Hep bir kavram kargaşasından bahsediyorsunuz. Bunu yaratan bu konuyla ilgili yeterli çalışmanın olmaması mı, yoksa resmi idelojinin işin içine karışması mı?
Şöyle... Bizde devlet korosunun okuduğu bir şarkı devlet korosu okuyunca klasik müzik oluyor, Muazzez Abacı okuyunca Türk sanat müziği oluyor. Neye benzedi? Osmanlı askerine pirinç lapası yaparlarmış, içine sirke dökerseniz salata, tuz koyarsanız ana yemek, şeker koyarsanız tatlı diye yiyorsunuz.
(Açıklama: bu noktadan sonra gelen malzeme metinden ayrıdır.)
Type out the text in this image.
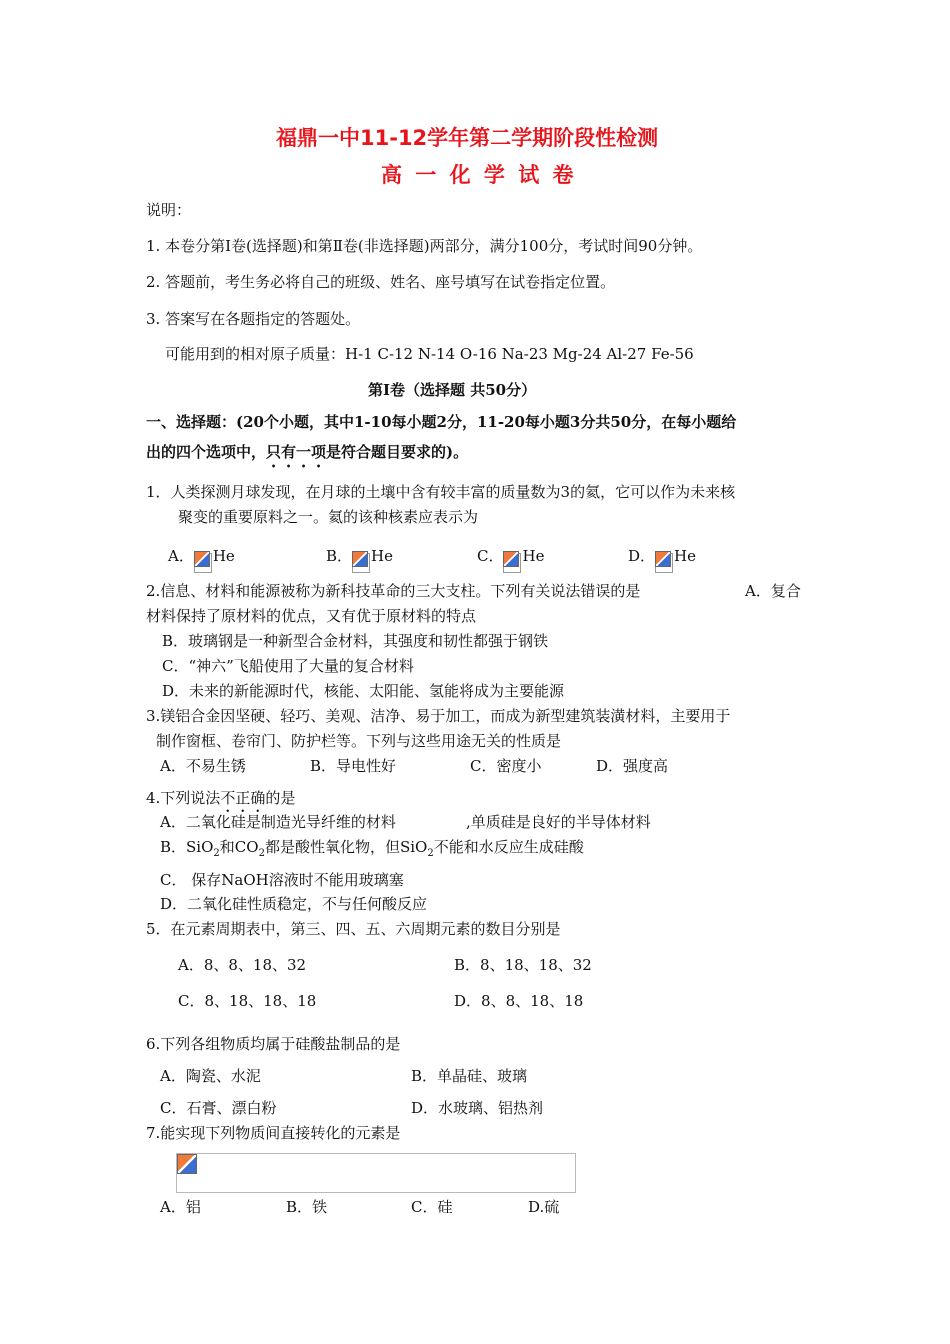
福鼎一中11-12学年第二学期阶段性检测
高 一 化 学 试 卷
说明：
1. 本卷分第I卷(选择题)和第Ⅱ卷(非选择题)两部分，满分100分，考试时间90分钟。
2. 答题前，考生务必将自己的班级、姓名、座号填写在试卷指定位置。
3. 答案写在各题指定的答题处。
可能用到的相对原子质量：H-1 C-12 N-14 O-16 Na-23 Mg-24 Al-27 Fe-56
第Ⅰ卷（选择题 共50分）
一、选择题：(20个小题，其中1-10每小题2分，11-20每小题3分共50分，在每小题给
出的四个选项中，只有一项是符合题目要求的)。
1．人类探测月球发现，在月球的土壤中含有较丰富的质量数为3的氦，它可以作为未来核
聚变的重要原料之一。氦的该种核素应表示为
A． He	B． He	C． He	D． He
2.信息、材料和能源被称为新科技革命的三大支柱。下列有关说法错误的是	A．复合
材料保持了原材料的优点，又有优于原材料的特点
B．玻璃钢是一种新型合金材料，其强度和韧性都强于钢铁
C．“神六”飞船使用了大量的复合材料
D．未来的新能源时代，核能、太阳能、氢能将成为主要能源
3.镁铝合金因坚硬、轻巧、美观、洁净、易于加工，而成为新型建筑装潢材料，主要用于
制作窗框、卷帘门、防护栏等。下列与这些用途无关的性质是
A．不易生锈	B．导电性好	C．密度小	D．强度高
4.下列说法不正确的是
A．二氧化硅是制造光导纤维的材料	,单质硅是良好的半导体材料
B．SiO$_2$和$CO_2$都是酸性氧化物，但SiO$_2$不能和水反应生成硅酸
C． 保存NaOH溶液时不能用玻璃塞
D．二氧化硅性质稳定，不与任何酸反应
5．在元素周期表中，第三、四、五、六周期元素的数目分别是
A．8、8、18、32	B．8、18、18、32
C．8、18、18、18	D．8、8、18、18
6.下列各组物质均属于硅酸盐制品的是
A．陶瓷、水泥	B．单晶硅、玻璃
C．石膏、漂白粉	D．水玻璃、铝热剂
7.能实现下列物质间直接转化的元素是
A．铝	B．铁	C．硅	D.硫
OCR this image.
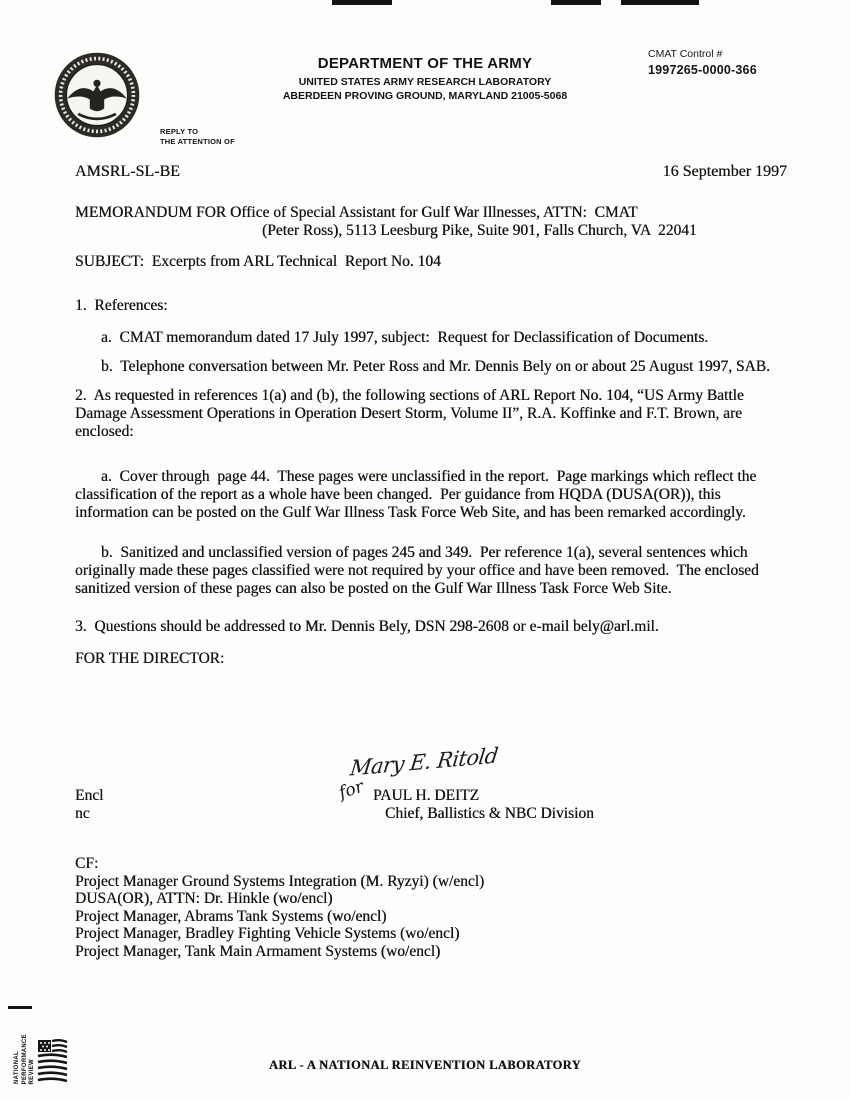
REPLY TO
THE ATTENTION OF
DEPARTMENT OF THE ARMY
UNITED STATES ARMY RESEARCH LABORATORY
ABERDEEN PROVING GROUND, MARYLAND 21005-5068
CMAT Control #
1997265-0000-366
AMSRL-SL-BE	16 September 1997

MEMORANDUM FOR Office of Special Assistant for Gulf War Illnesses, ATTN:  CMAT

(Peter Ross), 5113 Leesburg Pike, Suite 901, Falls Church, VA  22041

SUBJECT:  Excerpts from ARL Technical  Report No. 104

1.  References:

a.  CMAT memorandum dated 17 July 1997, subject:  Request for Declassification of Documents.

b.  Telephone conversation between Mr. Peter Ross and Mr. Dennis Bely on or about 25 August 1997, SAB.

2.  As requested in references 1(a) and (b), the following sections of ARL Report No. 104, “US Army Battle Damage Assessment Operations in Operation Desert Storm, Volume II”, R.A. Koffinke and F.T. Brown, are enclosed:

a.  Cover through  page 44.  These pages were unclassified in the report.  Page markings which reflect the classification of the report as a whole have been changed.  Per guidance from HQDA (DUSA(OR)), this information can be posted on the Gulf War Illness Task Force Web Site, and has been remarked accordingly.

b.  Sanitized and unclassified version of pages 245 and 349.  Per reference 1(a), several sentences which originally made these pages classified were not required by your office and have been removed.  The enclosed sanitized version of these pages can also be posted on the Gulf War Illness Task Force Web Site.

3.  Questions should be addressed to Mr. Dennis Bely, DSN 298-2608 or e-mail bely@arl.mil.

FOR THE DIRECTOR:

Mary E. Ritold
for
Encl
nc
PAUL H. DEITZ
Chief, Ballistics & NBC Division
CF:
Project Manager Ground Systems Integration (M. Ryzyi) (w/encl)
DUSA(OR), ATTN: Dr. Hinkle (wo/encl)
Project Manager, Abrams Tank Systems (wo/encl)
Project Manager, Bradley Fighting Vehicle Systems (wo/encl)
Project Manager, Tank Main Armament Systems (wo/encl)
NATIONAL PERFORMANCE REVIEW	ARL - A NATIONAL REINVENTION LABORATORY
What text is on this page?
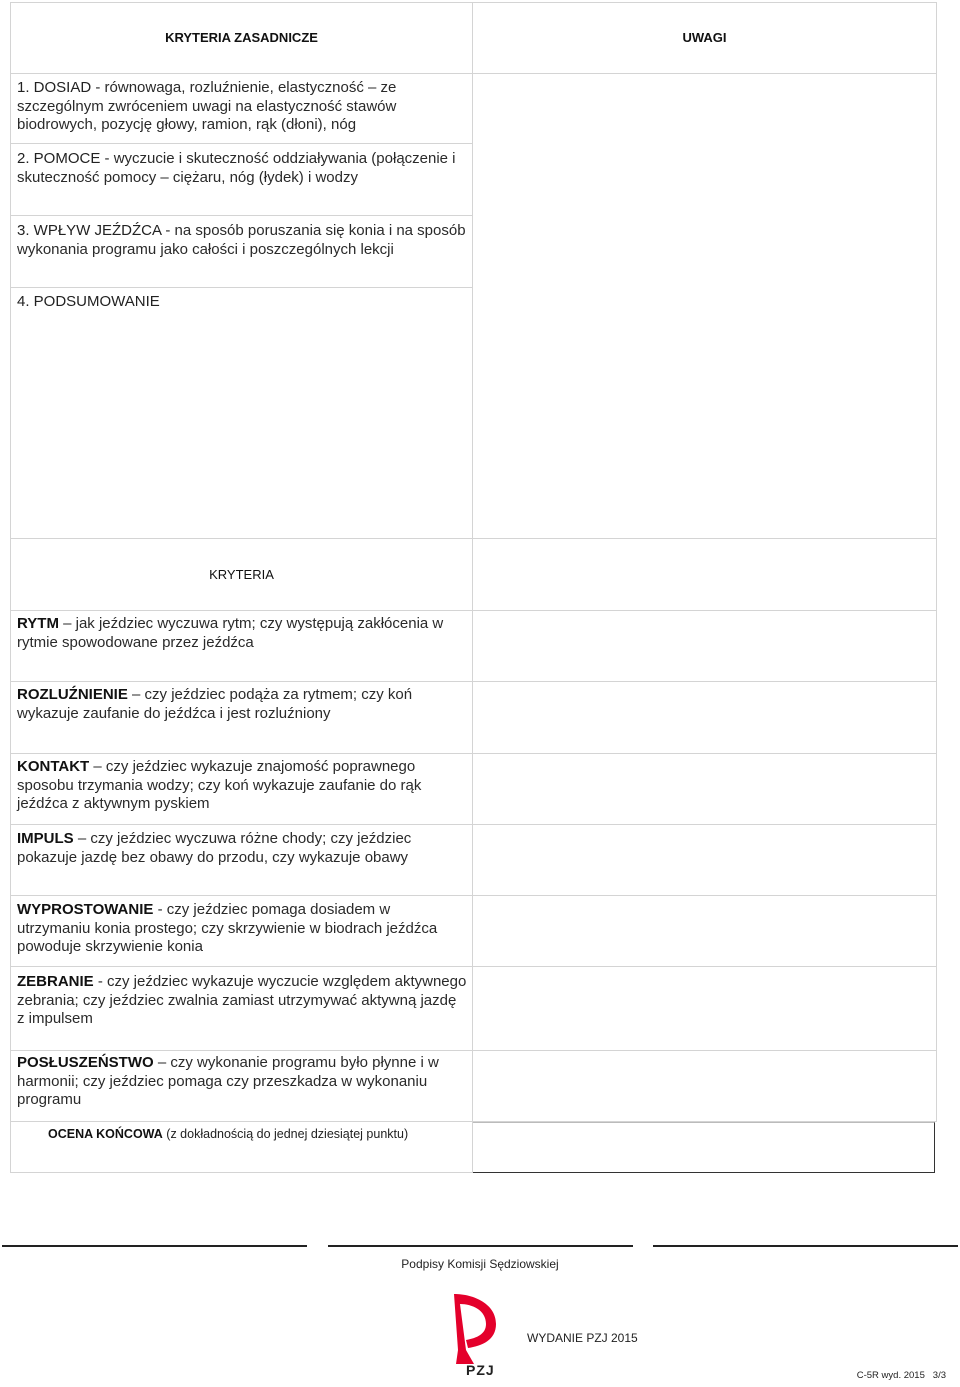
KRYTERIA ZASADNICZE	UWAGI
1. DOSIAD - równowaga, rozluźnienie, elastyczność – ze szczególnym zwróceniem uwagi na elastyczność stawów biodrowych, pozycję głowy, ramion, rąk (dłoni), nóg
2. POMOCE - wyczucie i skuteczność oddziaływania (połączenie i skuteczność pomocy – ciężaru, nóg (łydek) i wodzy
3. WPŁYW JEŹDŹCA - na sposób poruszania się konia i na sposób wykonania programu jako całości i poszczególnych lekcji
4. PODSUMOWANIE
KRYTERIA
RYTM – jak jeździec wyczuwa rytm; czy występują zakłócenia w rytmie spowodowane przez jeźdźca
ROZLUŹNIENIE – czy jeździec podąża za rytmem; czy koń wykazuje zaufanie do jeźdźca i jest rozluźniony
KONTAKT – czy jeździec wykazuje znajomość poprawnego sposobu trzymania wodzy; czy koń wykazuje zaufanie do rąk jeźdźca z aktywnym pyskiem
IMPULS – czy jeździec wyczuwa różne chody; czy jeździec pokazuje jazdę bez obawy do przodu, czy wykazuje obawy
WYPROSTOWANIE - czy jeździec pomaga dosiadem w utrzymaniu konia prostego; czy skrzywienie w biodrach jeźdźca powoduje skrzywienie konia
ZEBRANIE - czy jeździec wykazuje wyczucie względem aktywnego zebrania; czy jeździec zwalnia zamiast utrzymywać aktywną jazdę z impulsem
POSŁUSZEŃSTWO – czy wykonanie programu było płynne i w harmonii; czy jeździec pomaga czy przeszkadza w wykonaniu programu
OCENA KOŃCOWA (z dokładnością do jednej dziesiątej punktu)
Podpisy Komisji Sędziowskiej
PZJ
WYDANIE PZJ 2015
C-5R wyd. 2015   3/3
Müziğin kendisi, repertuvarı belli. Bunu nasıl yorumlarsanız o ortamın müziği olur. Ama belli bir klasifikasyon yok. Her şey aynı potanın içinde, insanların kafasında böyle bir ayrım yok. Mercan Dede’nin yaptığı müzik de tasavvuf müziği, Ahmet Özhan’ın yaptığı da, ben bir yerde ney çalarsam da tasavvuf müziği. Halbuki hiç alakası yok.
Tam olarak kim gerçek tasavvuf müziği yapıyor peki?
Bu bir soyutlama müzik değildir. Repertuvarı, üslûbu bellidir. Eğer otantik bir şekilde çalıyorsanız, üslûbuna uygun, tasavvuf müziği denir.
Mercan Dede’nin yaptığı nedir?
O yeni bir müziktir. Tasavvuf müziğinin repertuvarı bellidir. İsimlendirme yanlış. Dinleyen varsa, benim sorum ne zaman, nasıl ve neyi tasavvuf müziği diye adlandırmalıyız? Bizim çaldığımız peşrevler var. Bir de son dönemde yapılmış eserler var. Form aynı. İçerik itibariyle estetik farklı. Bunları da birbirinden ayırmak lazım. Niye ben klasik Batı müziği dinleyeceğim diye çağdaş müzik dinleyeyim? Caz içinde nelere ayrılıyor? Pop caz, füzyon caz var, klasik caz var. Bunları ayırabiliyoruz. Aşağı yukarı farklarını biliyoruz. Ahmet Özhan’ın Tarihi Türk Müziği Korosu diye bir korosu vardı. İnsanlar geliyorlar tarihi türk müziği dinleyeceğim diye. Bir bakıyorsunuz çalınan çok seslendirilmiş bir ilahi. Şimdi dinlediğiniz Tasavvuf Türk müziği mi? Tarihi Türk müziği mi? Yeni Türk müziği mi? Yeni bir bestecinin eseri mi? Belli değil. Sorun burada.
Buna postmodern Türk müziği desek?
Ucuz bir kılıf oluyor. Modern olanı görmemiz lazım ki bu da post’udur diyebilelim. Problemin temelinde kaynaklar var ama kaynaklar kendi estetiğinde doğru bir şekilde çalınmalı, kaydedilmeli. İnsanlar kıyaslayabilsin, bundan şu çıkmıştır, bundan bu diyebilmeli.
Kaynaklar doğru şekilde çalınmadığı için mi arabesk müziğin üstüne hep gidiliyor, tartışılıyor hâlâ?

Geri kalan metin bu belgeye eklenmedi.